Graph Neural Networks for Surgical Scene Segmentation
This work addresses the critical need for precise identification of hepatocystic anatomy to prevent surgical complications, representing a domain-specific advancement in medical imaging.
The paper tackled the problem of accurate surgical scene segmentation for laparoscopic cholecystectomy by introducing graph-based segmentation models that integrate Vision Transformers with Graph Neural Networks, achieving up to 7-8% improvement in mIoU and 6% in mDice scores over state-of-the-art baselines.

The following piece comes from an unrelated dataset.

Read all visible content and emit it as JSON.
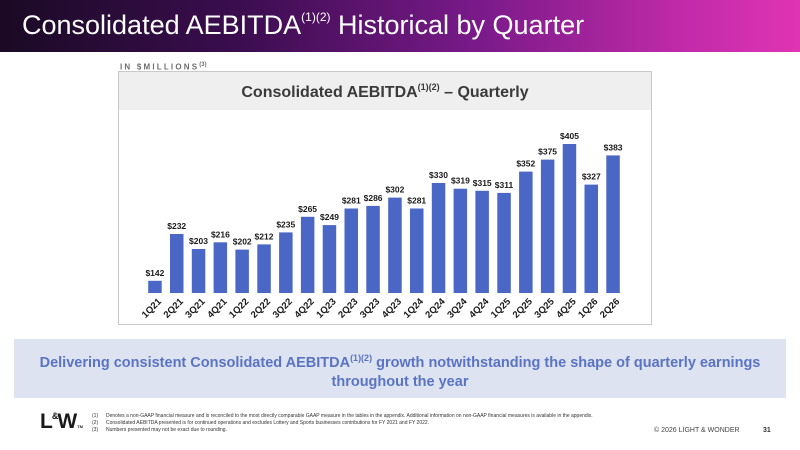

Purpose: Accurate identification of hepatocystic anatomy is critical to preventing surgical complications during laparoscopic cholecystectomy. Deep learning models often struggle with occlusions, long-range dependencies, and capturing the fine-scale geometry of rare structures. This work addresses these challenges by introducing graph-based segmentation approaches that enhance spatial and semantic understanding in surgical scene analyses. Methods: We propose two segmentation models integrating Vision Transformer (ViT) feature encoders with Graph Neural Networks (GNNs) to explicitly model spatial relationships between anatomical regions. (1) A static k Nearest Neighbours (k-NN) graph with a Graph Convolutional Network with Initial Residual and Identity Mapping (GCNII) enables stable long-range information propagation. (2) A dynamic Differentiable Graph Generator (DGG) with a Graph Attention Network (GAT) supports adaptive topology learning. Both models are evaluated on the Endoscapes-Seg50 and CholecSeg8k benchmarks. Results: The proposed approaches achieve up to 7-8% improvement in Mean Intersection over Union (mIoU) and 6% improvement in Mean Dice (mDice) scores over state-of-the-art baselines. It produces anatomically coherent predictions, particularly on thin, rare and safety-critical structures. Conclusion: The proposed graph-based segmentation methods enhance both performance and anatomical consistency in surgical scene segmentation. By combining ViT-based global context with graph-based relational reasoning, the models improve interpretability and reliability, paving the way for safer laparoscopic and robot-assisted surgery through a precise identification of critical anatomical features.